Хочу жить! Дневник советской школьницы - Луговская Нина 18 стр.


А как покончить с этой жизнью? Мне еще столько осталось сделать, мне еще так хочется пожить, и все мои желания связаны с этой жизнью. «Кончу ли я эту тетрадь к концу марта?» – думаю я, а через минуту, опомнившись, говорю себе: «Ведь для тебя теперь уже не существует конца марта». Да, трудно умирать, когда еще не все счеты покончены с жизнью. А перебороть себя надо, довольно я уже пожила и узнала все, а не сделав это теперь… как пожалею я потом.

Сейчас мама крикнула мне: «Не пиши много, а то глаза заболят». А что мне, на что они мне нужны теперь? Но зачем же я делала операцию?
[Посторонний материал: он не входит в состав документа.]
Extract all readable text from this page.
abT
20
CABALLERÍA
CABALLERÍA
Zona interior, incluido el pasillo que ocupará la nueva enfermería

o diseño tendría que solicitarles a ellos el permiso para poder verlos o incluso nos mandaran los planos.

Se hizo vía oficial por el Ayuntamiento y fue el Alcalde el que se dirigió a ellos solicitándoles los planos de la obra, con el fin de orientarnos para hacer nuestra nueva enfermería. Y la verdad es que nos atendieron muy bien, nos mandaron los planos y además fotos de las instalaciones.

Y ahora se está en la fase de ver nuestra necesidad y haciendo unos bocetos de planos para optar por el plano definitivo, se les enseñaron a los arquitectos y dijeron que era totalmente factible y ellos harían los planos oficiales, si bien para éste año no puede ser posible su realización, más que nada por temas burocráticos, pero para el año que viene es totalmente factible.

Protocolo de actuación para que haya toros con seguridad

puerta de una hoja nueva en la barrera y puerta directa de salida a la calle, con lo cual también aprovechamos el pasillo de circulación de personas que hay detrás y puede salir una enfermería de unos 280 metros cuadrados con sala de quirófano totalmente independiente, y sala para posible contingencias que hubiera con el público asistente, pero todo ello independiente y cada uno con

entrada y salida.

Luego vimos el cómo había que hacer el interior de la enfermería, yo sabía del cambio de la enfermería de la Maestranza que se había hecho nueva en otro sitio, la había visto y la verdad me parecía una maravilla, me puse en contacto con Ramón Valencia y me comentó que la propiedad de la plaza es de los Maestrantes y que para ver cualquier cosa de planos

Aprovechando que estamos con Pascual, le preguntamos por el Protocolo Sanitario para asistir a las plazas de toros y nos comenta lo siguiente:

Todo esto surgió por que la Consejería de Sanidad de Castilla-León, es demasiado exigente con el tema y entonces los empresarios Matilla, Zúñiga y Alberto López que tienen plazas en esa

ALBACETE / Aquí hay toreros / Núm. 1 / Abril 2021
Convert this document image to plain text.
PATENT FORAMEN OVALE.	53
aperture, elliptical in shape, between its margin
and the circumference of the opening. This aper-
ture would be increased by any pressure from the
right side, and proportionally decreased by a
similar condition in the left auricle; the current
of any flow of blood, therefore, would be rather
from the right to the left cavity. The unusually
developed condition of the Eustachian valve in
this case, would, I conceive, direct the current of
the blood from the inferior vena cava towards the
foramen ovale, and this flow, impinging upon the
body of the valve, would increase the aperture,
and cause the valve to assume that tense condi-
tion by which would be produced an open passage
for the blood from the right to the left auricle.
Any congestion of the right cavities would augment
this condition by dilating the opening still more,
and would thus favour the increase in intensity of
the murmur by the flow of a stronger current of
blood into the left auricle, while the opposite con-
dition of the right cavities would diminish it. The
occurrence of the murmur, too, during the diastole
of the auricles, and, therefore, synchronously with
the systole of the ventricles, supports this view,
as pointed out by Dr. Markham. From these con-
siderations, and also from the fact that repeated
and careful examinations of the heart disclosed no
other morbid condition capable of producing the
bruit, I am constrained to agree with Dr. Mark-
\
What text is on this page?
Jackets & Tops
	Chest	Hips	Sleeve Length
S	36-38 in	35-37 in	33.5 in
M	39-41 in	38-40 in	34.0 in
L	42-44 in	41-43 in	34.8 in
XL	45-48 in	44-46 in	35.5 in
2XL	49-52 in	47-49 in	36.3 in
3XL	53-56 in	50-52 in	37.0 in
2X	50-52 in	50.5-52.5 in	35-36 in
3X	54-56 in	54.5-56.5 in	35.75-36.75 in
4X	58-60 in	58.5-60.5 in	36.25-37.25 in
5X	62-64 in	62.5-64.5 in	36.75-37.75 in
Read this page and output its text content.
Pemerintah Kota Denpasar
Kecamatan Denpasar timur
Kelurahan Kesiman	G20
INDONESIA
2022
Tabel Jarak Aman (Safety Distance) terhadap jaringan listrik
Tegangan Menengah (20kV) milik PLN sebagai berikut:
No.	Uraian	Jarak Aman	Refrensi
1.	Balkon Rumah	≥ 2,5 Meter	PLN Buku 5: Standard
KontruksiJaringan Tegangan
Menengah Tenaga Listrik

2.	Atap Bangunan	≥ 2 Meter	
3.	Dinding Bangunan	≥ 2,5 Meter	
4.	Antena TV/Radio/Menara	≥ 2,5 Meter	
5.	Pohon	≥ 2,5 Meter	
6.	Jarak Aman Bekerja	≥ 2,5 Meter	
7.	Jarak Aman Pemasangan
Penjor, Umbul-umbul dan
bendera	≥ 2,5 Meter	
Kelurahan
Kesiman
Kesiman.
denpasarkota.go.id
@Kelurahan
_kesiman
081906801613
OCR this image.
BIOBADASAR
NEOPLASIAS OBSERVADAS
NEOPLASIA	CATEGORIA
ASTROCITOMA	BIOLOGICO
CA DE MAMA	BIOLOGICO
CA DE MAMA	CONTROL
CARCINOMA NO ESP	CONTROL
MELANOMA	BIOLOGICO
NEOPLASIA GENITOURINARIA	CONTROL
Ах да, ведь я думала понравиться! Но нет, мне не повезло и тут. Сегодня, когда смотрела на девочек, с трудом старалась сделать глаза прямыми, и особенно невыносимо было чувствовать, что один из них смотрит в сторону. Сейчас подошла к зеркалу и долго смотрела на себя: «Нет, все такая же! Умереть пора… Довольно, довольно». А умирать не хочется. Смогу ли я перебороть себя в последний и решительный раз? Надо сходить за опиумом к бабушке. Пойду-ка сейчас… Эх, как трудно…

<21 марта 1934>

В этот день я не отравилась. Почему? Ведь я пошла за опиумом к бабушке, но спросить у нее не удалось по некоторым обстоятельствам. В сущности, я бы уже не отравилась, если б даже и взяла его, я это чувствовала и шла туда только затем, чтобы исполнить как-то противную обязанность, чтобы оправдать себя в собственных глазах. Все равно я бы не отравилась – я еще слишком хочу жить.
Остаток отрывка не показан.